Immigrant rights groups have been concerned about the increasing use of labor contractors, citing that in FY2018, contractors or growers associations were hiring more farmworkers than individual farms. Farmers, on the other hand, contend that the process of H-2A hiring is confusing and DOL’s decisions are inconsistent, forcing them to outsource their hiring needs. Many employers are uncertain about H-2A regulations related to pay, transportation, and conditions of employment, which seem inconsistent from year to year and employer to employer.

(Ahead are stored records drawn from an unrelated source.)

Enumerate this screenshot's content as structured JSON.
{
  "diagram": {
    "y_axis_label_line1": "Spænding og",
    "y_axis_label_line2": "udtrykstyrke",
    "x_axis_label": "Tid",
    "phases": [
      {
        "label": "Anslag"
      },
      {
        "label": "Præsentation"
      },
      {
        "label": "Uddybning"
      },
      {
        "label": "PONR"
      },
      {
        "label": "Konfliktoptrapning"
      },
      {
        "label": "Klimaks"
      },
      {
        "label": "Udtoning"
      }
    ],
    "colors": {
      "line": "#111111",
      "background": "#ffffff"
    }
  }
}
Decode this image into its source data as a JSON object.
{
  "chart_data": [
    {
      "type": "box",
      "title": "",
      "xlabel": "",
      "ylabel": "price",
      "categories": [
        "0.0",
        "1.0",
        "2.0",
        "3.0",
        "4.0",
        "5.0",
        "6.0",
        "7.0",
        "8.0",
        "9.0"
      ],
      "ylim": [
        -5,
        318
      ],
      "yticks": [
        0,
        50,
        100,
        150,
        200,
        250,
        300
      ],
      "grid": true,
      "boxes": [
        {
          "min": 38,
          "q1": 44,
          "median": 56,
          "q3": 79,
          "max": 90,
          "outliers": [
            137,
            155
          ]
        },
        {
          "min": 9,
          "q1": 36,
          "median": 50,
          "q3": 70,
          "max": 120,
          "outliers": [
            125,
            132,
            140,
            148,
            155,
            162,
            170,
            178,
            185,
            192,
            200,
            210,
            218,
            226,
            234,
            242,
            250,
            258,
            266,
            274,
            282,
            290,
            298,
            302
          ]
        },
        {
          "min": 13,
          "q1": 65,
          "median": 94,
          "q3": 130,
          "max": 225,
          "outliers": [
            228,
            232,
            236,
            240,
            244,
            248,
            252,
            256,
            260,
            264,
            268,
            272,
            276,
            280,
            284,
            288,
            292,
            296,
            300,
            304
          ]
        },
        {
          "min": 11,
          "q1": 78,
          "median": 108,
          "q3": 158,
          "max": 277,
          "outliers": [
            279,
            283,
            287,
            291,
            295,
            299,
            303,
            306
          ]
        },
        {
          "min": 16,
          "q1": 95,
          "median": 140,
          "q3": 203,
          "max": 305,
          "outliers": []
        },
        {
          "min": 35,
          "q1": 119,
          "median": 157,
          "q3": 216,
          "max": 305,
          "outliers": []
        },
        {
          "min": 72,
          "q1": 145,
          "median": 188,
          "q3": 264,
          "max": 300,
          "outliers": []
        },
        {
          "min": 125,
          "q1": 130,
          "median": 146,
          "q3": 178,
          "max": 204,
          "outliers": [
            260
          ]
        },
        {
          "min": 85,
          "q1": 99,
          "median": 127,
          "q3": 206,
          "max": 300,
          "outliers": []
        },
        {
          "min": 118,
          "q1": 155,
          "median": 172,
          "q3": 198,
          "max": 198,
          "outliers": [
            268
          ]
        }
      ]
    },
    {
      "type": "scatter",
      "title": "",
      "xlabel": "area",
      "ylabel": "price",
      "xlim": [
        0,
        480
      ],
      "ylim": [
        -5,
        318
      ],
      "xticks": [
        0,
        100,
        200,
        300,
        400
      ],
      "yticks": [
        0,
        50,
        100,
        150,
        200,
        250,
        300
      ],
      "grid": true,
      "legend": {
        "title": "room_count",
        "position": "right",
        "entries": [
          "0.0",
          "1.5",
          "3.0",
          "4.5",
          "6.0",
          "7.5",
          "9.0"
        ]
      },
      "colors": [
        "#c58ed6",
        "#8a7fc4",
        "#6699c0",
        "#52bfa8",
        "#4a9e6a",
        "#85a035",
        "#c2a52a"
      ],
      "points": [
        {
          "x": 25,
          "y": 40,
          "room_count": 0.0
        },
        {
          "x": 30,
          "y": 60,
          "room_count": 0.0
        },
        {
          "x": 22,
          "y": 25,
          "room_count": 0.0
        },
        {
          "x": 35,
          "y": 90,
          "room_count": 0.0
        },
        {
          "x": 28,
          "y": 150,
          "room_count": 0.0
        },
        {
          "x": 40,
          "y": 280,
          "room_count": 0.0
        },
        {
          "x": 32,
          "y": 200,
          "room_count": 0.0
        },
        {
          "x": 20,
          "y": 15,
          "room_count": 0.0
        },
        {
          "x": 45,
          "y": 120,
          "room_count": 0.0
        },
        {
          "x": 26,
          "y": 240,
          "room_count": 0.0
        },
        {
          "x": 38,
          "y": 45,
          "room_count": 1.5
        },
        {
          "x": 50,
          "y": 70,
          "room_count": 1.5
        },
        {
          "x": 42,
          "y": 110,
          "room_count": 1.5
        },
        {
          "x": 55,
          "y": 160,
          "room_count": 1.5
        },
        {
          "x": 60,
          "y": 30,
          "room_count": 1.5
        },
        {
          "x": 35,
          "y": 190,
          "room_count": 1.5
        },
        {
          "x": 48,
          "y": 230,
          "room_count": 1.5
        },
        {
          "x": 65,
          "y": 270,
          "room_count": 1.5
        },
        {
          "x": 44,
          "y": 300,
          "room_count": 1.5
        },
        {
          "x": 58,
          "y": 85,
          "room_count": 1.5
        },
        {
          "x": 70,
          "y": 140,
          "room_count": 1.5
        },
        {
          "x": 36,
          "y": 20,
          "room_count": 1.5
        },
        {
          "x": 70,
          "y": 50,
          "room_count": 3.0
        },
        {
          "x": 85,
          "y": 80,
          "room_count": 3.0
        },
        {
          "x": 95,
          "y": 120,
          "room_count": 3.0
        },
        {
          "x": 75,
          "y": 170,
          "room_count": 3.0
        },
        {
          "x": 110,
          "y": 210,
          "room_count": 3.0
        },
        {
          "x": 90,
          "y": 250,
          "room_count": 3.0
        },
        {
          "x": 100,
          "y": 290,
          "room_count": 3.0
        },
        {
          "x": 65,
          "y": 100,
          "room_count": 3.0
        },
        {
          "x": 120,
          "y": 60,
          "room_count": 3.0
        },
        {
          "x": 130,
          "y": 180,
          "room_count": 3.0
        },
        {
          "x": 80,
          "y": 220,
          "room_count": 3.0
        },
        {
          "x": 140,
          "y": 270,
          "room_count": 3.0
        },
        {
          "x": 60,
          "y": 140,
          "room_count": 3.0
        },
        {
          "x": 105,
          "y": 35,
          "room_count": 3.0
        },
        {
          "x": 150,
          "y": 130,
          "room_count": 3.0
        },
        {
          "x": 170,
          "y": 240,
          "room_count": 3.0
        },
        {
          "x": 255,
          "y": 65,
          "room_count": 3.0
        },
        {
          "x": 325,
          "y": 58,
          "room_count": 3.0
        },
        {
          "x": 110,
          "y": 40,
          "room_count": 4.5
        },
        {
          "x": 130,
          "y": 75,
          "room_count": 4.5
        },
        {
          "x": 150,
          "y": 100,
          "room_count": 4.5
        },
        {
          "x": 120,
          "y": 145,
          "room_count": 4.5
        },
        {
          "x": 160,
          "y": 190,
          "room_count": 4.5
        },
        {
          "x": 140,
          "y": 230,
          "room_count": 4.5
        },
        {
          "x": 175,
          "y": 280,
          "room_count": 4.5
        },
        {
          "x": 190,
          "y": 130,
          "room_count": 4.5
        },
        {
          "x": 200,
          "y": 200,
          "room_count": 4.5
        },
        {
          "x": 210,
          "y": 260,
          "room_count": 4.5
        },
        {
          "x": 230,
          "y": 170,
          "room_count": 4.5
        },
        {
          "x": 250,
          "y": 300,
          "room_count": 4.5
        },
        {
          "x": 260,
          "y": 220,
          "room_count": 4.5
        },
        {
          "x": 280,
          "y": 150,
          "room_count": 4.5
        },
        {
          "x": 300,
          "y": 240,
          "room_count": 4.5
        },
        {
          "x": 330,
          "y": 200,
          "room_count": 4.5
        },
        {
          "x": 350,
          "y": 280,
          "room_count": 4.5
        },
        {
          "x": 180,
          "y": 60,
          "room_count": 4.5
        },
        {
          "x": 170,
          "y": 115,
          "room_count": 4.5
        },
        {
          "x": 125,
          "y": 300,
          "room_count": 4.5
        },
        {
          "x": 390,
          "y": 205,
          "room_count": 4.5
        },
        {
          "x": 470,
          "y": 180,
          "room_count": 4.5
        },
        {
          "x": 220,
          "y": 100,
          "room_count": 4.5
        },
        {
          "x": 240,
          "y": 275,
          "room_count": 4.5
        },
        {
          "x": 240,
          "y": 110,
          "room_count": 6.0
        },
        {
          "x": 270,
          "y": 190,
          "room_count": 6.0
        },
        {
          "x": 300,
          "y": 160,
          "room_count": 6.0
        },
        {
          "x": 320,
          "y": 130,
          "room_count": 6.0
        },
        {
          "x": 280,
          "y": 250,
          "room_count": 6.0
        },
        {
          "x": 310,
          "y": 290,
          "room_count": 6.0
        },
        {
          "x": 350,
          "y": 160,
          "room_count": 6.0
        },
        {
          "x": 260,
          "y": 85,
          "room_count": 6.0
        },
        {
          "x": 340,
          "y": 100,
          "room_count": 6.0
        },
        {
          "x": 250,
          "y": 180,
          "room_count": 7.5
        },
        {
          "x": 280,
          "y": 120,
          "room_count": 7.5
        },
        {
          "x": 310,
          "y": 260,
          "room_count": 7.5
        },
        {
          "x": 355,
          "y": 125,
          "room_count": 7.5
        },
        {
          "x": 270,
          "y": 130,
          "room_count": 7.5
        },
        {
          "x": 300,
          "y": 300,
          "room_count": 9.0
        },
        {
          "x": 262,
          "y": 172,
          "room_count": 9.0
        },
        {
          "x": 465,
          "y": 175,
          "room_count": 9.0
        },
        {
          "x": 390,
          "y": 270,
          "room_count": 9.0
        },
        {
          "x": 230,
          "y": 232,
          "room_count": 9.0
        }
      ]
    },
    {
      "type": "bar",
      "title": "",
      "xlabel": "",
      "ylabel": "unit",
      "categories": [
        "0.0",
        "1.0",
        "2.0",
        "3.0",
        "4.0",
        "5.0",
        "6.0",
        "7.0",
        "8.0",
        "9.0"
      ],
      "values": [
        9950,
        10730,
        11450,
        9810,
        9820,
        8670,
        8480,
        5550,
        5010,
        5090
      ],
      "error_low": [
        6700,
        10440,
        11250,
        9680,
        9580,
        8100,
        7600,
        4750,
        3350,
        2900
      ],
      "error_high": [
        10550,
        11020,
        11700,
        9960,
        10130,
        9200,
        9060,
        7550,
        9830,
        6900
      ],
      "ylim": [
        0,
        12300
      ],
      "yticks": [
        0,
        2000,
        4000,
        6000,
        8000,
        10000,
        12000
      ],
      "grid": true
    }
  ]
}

Another point of contention for many working on reforming this visa has been the wages and living conditions of farmworkers. Migrant advocates have maintained that wages for farm workers have remained low and have suffered high rates of wage and labor violations. For example, according to the Economic Policy Institute, the average salary for farmworkers in 2020 was approximately $14 per hour. However, arguments on the other side of the spectrum suggest that the minimum wage for H-2A workers is higher than minimum wages for every state, plus workers receive housing, transportation, and living costs covered by the employers.
These controversies around the H-2A visa demonstrate the need to balance the demands of many groups and interests while seeking reform. H-2A visas can become an important tool for lesser-skilled workers to enter the U.S. labor market and improve their conditions at home, while sustaining U.S. agricultural businesses. For H-2A visa reforms to be sustainable, both sides of the argument must be addressed.
The Farm Workforce Modernization Act, introduced in the 116th and 117th Congresses attempts to address many of these issues and has received bipartisan support, but has not yet passed Congress. While current actions by the Democratic majorities in the House and Senate are attempting to provide legalization to essential workers, including farm workers, the proposed language to date does not include reforms to the current H-2A programs. Though Congress has attempted multiple times, there has not been substantial reform to the H-2A visa program in decades. This has meant that both farm owners and migrants have had to make the best use of a program that is not working well for either party.
1 State Workforce Agencies are funded by the Labor Department, and it manages labor issues in each state while serving areas of planned employment.
2 Dual intent is a provision under the Immigration Act of 1990 that allows those who have a dual intent visa to take steps toward adjusting their status to become lawful permanent residents while still maintaining their current nonimmigrant visa. However, foreign workers under the H-2A visas must prove that they intend to voluntarily return to their foreign residence at the end of their authorized stay and taking steps toward a green card can be used to cancel or deny their current nonimmigrant status.
3 This figure is based on the FY2016 labor certification annual report, the last time the report was published.